On the other hand, an intervention study undertaken at a Finnish software company concluded that that the usage of standing instead of sitting workstations results in only modest promotions of physical activity, does not have an effect on mental alertness, and actually tilts the stress-recovery balance towards stress. The researchers also found that the standing desk decreased musculoskeletal strain in the neck and shoulders, but increased it in the legs and feet.
A team of Canadian researchers examined the suitability of two types of active workstations — a standing desk and a portable pedal exercise machine placed under a desk — in a university library environment. Both students and staff performed computer tasks and paperwork tasks using one of the workstations.
Overall, the standing desk was considered more desirable and comfortable for most tasks. However, those at the standing desks were more likely to experience back pain after prolonged use.
Subjects tended to prefer the pedal machine for paperwork tasks and the standing desk for computer tasks.
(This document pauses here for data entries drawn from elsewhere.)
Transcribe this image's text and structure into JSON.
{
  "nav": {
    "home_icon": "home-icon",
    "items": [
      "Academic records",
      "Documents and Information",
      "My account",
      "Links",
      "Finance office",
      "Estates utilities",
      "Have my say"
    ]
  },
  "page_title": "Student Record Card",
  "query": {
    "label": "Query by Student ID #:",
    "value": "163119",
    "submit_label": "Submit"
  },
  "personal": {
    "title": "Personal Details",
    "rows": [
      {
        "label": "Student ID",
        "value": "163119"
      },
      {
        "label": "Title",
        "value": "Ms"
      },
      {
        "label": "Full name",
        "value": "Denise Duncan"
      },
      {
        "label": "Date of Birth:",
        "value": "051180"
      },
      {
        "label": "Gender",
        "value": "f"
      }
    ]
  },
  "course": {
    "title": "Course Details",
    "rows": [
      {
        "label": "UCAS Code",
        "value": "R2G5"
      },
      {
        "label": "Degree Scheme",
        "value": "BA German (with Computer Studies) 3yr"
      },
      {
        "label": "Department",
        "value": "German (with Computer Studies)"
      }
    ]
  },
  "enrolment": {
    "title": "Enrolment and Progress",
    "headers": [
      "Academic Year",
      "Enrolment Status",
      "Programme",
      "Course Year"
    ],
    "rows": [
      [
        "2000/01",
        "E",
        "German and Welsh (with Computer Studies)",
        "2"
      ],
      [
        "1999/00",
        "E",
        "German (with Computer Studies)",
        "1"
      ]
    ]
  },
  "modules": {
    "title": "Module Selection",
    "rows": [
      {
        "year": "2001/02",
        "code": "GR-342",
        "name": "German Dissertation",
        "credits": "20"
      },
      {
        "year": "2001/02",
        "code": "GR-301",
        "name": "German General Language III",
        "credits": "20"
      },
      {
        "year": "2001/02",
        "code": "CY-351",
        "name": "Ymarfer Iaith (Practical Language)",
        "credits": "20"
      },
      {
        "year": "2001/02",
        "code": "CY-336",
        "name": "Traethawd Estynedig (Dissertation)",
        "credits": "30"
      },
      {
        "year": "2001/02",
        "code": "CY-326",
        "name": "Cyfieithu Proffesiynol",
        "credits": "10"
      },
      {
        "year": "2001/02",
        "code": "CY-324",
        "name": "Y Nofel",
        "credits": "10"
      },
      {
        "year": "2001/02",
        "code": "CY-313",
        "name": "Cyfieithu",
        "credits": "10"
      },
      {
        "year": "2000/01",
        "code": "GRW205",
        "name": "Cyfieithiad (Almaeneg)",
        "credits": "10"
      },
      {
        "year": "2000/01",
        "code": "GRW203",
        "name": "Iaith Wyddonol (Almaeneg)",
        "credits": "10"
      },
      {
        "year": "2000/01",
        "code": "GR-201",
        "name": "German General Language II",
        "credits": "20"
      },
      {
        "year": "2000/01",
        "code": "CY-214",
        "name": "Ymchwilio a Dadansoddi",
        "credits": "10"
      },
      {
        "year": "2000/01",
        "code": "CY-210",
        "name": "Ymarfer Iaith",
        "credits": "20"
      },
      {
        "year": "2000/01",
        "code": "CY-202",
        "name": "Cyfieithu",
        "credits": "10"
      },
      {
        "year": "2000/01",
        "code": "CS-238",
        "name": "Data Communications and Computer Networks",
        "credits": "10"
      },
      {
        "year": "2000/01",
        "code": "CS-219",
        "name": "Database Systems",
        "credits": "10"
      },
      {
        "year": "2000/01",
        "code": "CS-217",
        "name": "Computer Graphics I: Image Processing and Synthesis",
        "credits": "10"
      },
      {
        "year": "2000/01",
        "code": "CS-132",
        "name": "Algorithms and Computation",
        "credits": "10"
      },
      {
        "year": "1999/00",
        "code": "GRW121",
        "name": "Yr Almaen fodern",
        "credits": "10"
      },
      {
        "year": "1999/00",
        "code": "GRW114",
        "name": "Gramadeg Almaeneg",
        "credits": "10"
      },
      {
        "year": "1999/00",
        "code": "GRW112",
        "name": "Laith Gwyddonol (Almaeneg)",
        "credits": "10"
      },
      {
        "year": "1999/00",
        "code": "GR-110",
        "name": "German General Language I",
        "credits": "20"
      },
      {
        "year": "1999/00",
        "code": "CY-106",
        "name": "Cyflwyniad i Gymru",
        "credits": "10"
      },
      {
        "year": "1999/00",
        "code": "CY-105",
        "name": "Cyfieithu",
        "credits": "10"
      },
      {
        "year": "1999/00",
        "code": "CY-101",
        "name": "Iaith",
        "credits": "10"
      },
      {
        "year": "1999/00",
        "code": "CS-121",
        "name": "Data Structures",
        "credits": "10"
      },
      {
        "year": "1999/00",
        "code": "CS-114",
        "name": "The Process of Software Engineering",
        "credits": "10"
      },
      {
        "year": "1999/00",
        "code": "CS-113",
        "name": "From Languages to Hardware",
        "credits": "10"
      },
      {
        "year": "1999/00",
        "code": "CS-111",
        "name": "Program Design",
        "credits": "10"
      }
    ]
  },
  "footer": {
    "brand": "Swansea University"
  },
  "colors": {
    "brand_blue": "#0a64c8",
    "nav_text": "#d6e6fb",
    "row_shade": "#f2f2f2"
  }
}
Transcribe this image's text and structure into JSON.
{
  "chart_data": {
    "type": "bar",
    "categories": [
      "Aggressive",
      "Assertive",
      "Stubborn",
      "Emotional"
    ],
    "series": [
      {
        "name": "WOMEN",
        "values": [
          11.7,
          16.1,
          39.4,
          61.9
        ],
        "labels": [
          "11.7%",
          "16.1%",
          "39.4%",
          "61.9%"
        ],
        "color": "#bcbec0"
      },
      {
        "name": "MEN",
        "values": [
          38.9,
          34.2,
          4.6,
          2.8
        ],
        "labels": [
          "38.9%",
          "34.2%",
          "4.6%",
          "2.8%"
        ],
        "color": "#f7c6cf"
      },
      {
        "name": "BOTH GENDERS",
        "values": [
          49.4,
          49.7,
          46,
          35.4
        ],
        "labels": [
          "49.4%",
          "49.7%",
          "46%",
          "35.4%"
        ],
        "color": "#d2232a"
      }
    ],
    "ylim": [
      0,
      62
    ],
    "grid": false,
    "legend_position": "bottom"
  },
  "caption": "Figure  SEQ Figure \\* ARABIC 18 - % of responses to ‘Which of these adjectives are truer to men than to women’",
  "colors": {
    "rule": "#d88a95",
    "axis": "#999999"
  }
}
Women, younger students, and those who sit for long periods of time (4 to 8 hours a day) preferred the pedal machine. A number of users described the pedal machine desk as effective, useful, convenient, and comfortable, even if their overall preference was for the standing desk.
One of the concerns about active workstations is whether the physical activity involved disrupts or distracts workers, thus affecting their performance. The Canadian study found that some mechanical skills, such as typing, were negatively affected when using the pedal machine, but cognitive skills, such as reading comprehension, were not.
Results of another literature review of seven studies on active workstations found no significant effect on productivity or performance.
In general, researchers noted the need for more and better studies to resolve conflicting findings and ensure more reliable results. Nonetheless, these studies suggest that when used appropriately, active workstations do provide some health benefits and can be an effective intervention to combat sedentary behavior.